Idea
Model delivering precise, scalable agricultural field boundary maps to enhance food security and supply chain transparency.
Research Paper
Core Innovation
This paper introduces Delineate Anything v2, a foundation model trained on a massive, multi-resolution dataset (FBIS-73M) spanning 61 countries. It addresses challenges like merged administrative parcels and weak physical boundaries through a resolution-specific data curation pipeline, achieving superior zero-shot generalization and fast execution suitable for national-scale deployment.
Why It Matters
Accurate field boundary delineation is critical for food security, carbon accounting, and supply chain transparency. This model reduces manual mapping effort and accelerates large-scale agricultural monitoring, enabling governments and organizations to make informed decisions efficiently. Its global scalability supports diverse geographies and complex field patterns.
Market Size (TAM)
$2–10B TAM for geospatial AI and agricultural mapping; $500M–$1B SAM from governments, agritech, and environmental sectors. Driven by increasing demand for food security monitoring and carbon accounting.
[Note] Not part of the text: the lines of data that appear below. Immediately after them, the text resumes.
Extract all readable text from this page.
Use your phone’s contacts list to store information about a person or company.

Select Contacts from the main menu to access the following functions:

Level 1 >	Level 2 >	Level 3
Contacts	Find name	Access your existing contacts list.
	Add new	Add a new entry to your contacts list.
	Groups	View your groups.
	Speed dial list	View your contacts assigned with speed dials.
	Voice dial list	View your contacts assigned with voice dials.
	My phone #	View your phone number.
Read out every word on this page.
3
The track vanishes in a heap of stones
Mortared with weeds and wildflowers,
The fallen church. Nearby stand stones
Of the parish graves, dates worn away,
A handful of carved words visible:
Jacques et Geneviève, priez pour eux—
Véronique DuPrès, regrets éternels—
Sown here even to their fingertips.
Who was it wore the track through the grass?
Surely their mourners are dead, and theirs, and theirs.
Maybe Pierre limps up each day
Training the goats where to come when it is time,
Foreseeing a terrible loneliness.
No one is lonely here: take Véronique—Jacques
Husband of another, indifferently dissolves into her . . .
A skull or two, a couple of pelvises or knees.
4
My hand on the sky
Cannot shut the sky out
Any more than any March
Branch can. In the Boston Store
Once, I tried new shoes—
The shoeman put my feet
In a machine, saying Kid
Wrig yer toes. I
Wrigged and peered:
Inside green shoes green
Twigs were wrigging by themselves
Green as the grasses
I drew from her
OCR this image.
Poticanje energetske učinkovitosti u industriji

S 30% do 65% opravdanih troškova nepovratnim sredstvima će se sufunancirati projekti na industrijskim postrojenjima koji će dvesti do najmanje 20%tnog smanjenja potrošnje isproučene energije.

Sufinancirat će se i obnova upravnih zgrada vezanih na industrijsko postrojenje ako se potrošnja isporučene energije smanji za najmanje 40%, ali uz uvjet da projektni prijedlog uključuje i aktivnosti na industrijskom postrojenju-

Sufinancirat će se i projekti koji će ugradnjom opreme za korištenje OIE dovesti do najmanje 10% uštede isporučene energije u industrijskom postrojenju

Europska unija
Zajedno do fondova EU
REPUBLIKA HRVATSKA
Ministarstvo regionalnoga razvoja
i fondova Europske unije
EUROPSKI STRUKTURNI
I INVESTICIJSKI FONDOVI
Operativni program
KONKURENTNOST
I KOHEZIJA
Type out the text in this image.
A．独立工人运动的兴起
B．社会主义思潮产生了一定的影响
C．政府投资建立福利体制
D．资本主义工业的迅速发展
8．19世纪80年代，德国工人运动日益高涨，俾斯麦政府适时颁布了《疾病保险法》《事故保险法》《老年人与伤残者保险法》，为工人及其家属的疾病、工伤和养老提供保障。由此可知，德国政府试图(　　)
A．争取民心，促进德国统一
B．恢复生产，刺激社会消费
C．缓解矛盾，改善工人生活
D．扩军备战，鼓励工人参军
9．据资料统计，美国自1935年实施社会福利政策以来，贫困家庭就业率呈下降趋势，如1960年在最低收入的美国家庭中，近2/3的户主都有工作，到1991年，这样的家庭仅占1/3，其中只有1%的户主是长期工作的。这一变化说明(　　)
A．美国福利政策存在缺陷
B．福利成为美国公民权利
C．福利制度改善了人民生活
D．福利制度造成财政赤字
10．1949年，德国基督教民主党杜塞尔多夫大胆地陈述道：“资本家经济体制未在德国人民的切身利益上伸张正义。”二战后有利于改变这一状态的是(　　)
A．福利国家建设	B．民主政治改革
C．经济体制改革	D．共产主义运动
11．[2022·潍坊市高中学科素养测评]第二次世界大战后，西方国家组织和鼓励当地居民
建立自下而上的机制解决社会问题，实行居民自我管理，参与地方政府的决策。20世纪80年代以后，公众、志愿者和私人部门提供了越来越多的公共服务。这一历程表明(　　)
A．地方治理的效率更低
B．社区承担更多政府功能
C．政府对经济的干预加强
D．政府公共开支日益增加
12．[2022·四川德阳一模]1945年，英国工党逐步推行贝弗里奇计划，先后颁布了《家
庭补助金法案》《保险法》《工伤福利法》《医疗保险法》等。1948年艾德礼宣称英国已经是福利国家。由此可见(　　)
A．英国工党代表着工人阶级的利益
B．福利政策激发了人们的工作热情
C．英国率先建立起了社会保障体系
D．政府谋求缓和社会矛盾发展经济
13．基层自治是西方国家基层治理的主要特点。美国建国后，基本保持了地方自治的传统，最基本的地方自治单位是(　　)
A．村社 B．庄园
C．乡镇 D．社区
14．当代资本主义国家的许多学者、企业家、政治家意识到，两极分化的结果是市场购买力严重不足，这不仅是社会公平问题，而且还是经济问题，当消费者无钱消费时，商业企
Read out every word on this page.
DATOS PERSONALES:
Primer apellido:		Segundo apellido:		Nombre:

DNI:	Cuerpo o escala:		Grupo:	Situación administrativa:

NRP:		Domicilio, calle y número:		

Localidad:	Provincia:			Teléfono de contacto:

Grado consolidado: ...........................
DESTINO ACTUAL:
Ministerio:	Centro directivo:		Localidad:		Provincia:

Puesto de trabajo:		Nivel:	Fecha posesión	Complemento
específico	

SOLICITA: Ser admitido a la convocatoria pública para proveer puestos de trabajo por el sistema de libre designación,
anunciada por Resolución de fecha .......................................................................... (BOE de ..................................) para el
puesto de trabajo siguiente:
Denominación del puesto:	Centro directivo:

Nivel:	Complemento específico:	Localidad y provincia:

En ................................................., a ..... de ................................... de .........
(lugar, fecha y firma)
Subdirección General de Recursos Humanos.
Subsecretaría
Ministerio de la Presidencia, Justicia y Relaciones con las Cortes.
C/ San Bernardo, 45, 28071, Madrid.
Potential Customers & Pain Points
- Agricultural governments – Need accurate large-scale field maps
- Agritech companies – Require scalable boundary data for analytics
- Environmental agencies – Need precise land use data for carbon accounting
- Supply chain managers – Demand transparent crop sourcing data
Business Model
Open-source core model and dataset with paid premium services including customized mapping solutions, API access, and national-scale vector boundary products.
Competitive Landscape
- Segment Anything Model (SAM)
- Delineate Anything v1
- Descartes Labs
- Planet Labs
Implementation Challenges
- Integration with diverse satellite and aerial imagery sources
- Adoption resistance due to existing manual or legacy mapping workflows
- Data privacy and regulatory compliance across countries
Validation Strategy
- Deploy pilot projects with government agricultural agencies for national mapping
- Partner with agritech firms to integrate model outputs into analytics platforms
- Conduct comparative studies against existing mapping tools in diverse geographies
Research Paper Overview
Delineate Anything v2: A Global Foundation Model for Field Delineation
Summary
Delineate Anything v2 is a scalable foundation model for accurate large-scale agricultural field boundary mapping, trained on a 73-million-instance dataset across 61 countries. It improves zero-shot generalization and execution speed, enabling rapid national and global-scale field delineation with superior accuracy over prior models.